Es gibt die Befürchtung, dass Unkraut durch Auskreuzung Resistenzen übernimmt, beispielsweise gegen Herbizide, also Unkrautvernichtungsmittel. Wie sind da die Erfahrungswerte?

Chris-Carolin Schön: Wenn die Arten nicht kreuzbar sind, dann ist diese Wahrscheinlichkeit eigentlich zu vernachlässigen.

Selbst wenn die Herbizidresistenz auskreuzen sollte, hat das Unkraut natürlich nur einen Vorteil, wenn dieses Herbizid angewendet wird. Ich kann auch die Angst vor einer Art Superorganismus nicht verstehen, der sich entwickelt und alle anderen Organismen verdrängt. Dazu müsste er ja einen Fitnessvorteil haben. Wenn er diesen Vorteil aber nicht hat, weil gar kein Herbizid gegeben wird, warum sollte er sich dann ausbreiten?

Christoph Then: Da weiß ich ein schönes Beispiel. Fast alle Pflanzen, die mit bisheriger Gentechnik verändert wurden, wurden resistent gemacht gegen Glyphosat. Ein neues Enzym ermöglichte es, das Glyphosat abzubauen. Es wurde immer davor gewarnt, dass dieser Raps sich beispielsweise in Europa ausbreiten könnte, wo es auch Wildpopulationen gibt. Der Raps kann selbst zum Unkraut werden und in verwandte Wildkräuter auskreuzen.

Die Zulassungsbehörde hat genau diese Argumentation vorgebracht: Der Raps habe nur einen Vorteil, wenn gleichzeitig auch Glyphosat gespritzt wird.

Jetzt, nach 20 Jahren Anbau, stellt sich aber heraus, dass dieses Enzym eine Interferenz mit dem Wachstumshormon der Pflanzen hat, also eine Wechselwirkung. Das bedeutet, dass in den Pflanzen, die dieses zusätzliche Enzym produzieren, auch gleichzeitig der Stoffwechsel beeinträchtigt ist und mehr Wachstumshormone gebildet werden. Die Pflanzen haben aufgrund dieses neuen Enzyms, unabhängig vom Glyphosat, einen Überlebensvorteil. Sie wachsen besser und stärker, sie bilden mehr Früchte und Samen. Wirkt Stress auf die Pflanze ein, wird dieser Effekt noch verstärkt.

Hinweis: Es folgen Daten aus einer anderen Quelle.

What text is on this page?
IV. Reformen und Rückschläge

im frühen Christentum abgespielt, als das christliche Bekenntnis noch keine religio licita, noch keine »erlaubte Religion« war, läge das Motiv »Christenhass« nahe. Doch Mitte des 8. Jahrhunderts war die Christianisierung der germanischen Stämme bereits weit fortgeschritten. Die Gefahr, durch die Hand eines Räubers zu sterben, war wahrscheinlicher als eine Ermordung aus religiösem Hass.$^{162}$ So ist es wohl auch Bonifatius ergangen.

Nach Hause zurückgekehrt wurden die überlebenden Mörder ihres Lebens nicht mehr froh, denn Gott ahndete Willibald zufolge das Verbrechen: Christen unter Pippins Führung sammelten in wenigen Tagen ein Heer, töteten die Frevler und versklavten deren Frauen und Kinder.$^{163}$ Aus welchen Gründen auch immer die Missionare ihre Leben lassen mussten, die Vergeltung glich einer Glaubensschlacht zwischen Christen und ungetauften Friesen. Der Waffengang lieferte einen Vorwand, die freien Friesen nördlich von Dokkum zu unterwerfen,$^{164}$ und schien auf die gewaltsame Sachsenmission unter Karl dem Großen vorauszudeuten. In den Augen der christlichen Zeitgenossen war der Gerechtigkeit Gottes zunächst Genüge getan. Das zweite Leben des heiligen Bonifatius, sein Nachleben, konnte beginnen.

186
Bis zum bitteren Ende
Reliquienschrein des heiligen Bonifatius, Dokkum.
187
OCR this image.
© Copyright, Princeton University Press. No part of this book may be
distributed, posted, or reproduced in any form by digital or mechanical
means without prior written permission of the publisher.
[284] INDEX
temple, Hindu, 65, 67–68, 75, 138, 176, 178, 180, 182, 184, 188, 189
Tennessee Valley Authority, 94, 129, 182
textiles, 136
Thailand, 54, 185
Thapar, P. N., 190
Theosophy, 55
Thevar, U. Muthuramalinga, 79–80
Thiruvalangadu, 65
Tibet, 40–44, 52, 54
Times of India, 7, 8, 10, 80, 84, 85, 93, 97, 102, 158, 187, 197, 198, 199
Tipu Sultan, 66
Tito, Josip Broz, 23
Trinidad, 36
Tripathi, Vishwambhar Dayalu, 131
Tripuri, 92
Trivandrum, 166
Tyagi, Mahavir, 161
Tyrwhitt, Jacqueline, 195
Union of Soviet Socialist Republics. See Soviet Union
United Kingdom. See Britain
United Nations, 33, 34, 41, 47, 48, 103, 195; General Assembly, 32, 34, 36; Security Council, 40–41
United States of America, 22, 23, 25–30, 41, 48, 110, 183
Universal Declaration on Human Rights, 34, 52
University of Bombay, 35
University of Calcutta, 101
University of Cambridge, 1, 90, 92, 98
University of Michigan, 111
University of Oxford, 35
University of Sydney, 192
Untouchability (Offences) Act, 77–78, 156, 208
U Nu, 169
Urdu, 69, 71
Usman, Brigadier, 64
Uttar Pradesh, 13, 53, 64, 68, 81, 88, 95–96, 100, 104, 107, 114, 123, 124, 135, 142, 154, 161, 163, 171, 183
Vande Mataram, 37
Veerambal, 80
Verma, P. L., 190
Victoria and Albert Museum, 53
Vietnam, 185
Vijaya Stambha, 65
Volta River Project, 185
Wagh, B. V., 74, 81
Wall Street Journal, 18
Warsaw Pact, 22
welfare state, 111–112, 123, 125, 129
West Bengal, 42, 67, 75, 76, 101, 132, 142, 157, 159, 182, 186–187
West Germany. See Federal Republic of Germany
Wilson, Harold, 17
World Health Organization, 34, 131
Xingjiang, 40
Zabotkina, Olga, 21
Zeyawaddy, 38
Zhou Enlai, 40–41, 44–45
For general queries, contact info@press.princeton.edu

Was mir ganz wichtig daran ist: Auch nach 20 Jahren gibt es neue, unvorhergesehene Zusammenhänge, die erhebliche Auswirkungen auf die Sicherheit dieser Pflanzen haben.

Es wurde im Labor ein Instrumentarium entwickelt, das technisch bewundernswert ist. Trotzdem ist eine Kontrolle nötig, um dessen richtige Funktion zu überprüfen.

Aber ist es realistisch, dass man sich wirklich hinreichend absichern kann?

Chris-Carolin Schön: Keine Technologie ist ohne Risiko. Wir würden noch in der Steinzeit leben, wenn wir nie eine Technik adaptiert hätten.